それで得られた値と答え合わせに使うMRI測定の正確な内臓脂肪体積を比べ、体組成計で得られた電気抵抗値がこれくらいなら、内臓脂肪の体積はこれくらいになるという、極めて精度の高い「推定アルゴリズム(計算式)」を完成させたのだ。
体重を測るだけで体組成が測定される
こうしたストーリーはともかく、製品の使い方はとても簡単だ。製品をパッケージから取り出し、製品裏面の電池カバーを外して同梱のお試し用アルカリ乾電池(単4×3)をセットする。そのあと、使用位置の重力加速度の影響補正のために地域を設定する。日本全国が北は北海道、南は沖縄まで5つの緯度帯に分類されている。
製品には4つの電極が装備されている。4つのすべての電極に足の裏が接触するように裸足で乗ると約10秒で測定が完了する。
完了はするのだが、この製品単体で確認できるのは体重だけだ。測定後のデータは体組成計自身が直接そのままクラウドに送る。
この手のデバイスの多くは、スマホアプリとBluetooth接続し、アプリがデータをデバイスから受け取り、それをクラウドに送る。だが、この製品はそうはなっていない。日常の測定で体組成計がスマホと通信することはないのだ。
新アプリの「ELECOM Healthcare」をスマホにインストールして起動すると、スマホとのBluetoothでBLEプロビジョニングが行なわれているようで、スマホの接続されたSSIDが体組成計に設定される。
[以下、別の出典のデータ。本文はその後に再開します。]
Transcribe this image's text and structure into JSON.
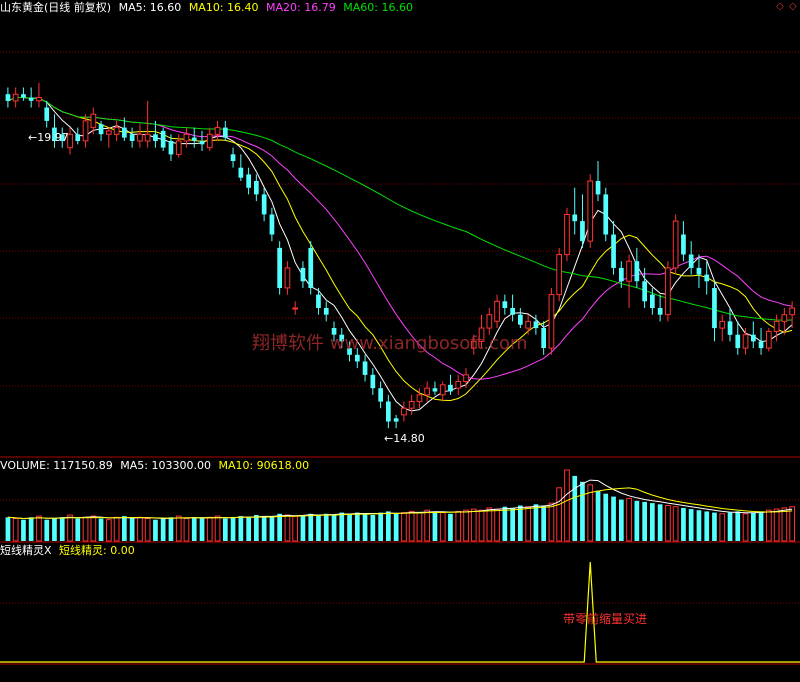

この初期設定の完了後、体組成計はスマホと通信することはなく、ペアリングされることもない。
以降、体組成計はWi-Fiを通じてクラウドとの通信ができるようになる。いったん体組成計がクラウドと通信できるようになれば、スマホの接続先が変更されてもかまわない。もう、スマホと体組成計が通信することはないからだ。
残念なのはこの体組成計のWi-Fi対応が2.4GHz帯(IEEE 802.11b/g/n規格)のみの対応で、5GHz帯には非対応である点だ。この製品のためだけに2.4GHzのアクセスポイントをキープしなければならない。同社によれば、この製品を低価格帯モデルとして販売することが主目的のためだとのことで、5GHz対応には部材の大幅変更と、ファームウェアやアプリの改修が必要になるため見送られたという。
こうして体組成計がクラウドサービスの「ELECOM Healthcare Cloud」につながり、測定のたびにその体組成計の結果がそこに送られ、デバイスからはデータは削除される。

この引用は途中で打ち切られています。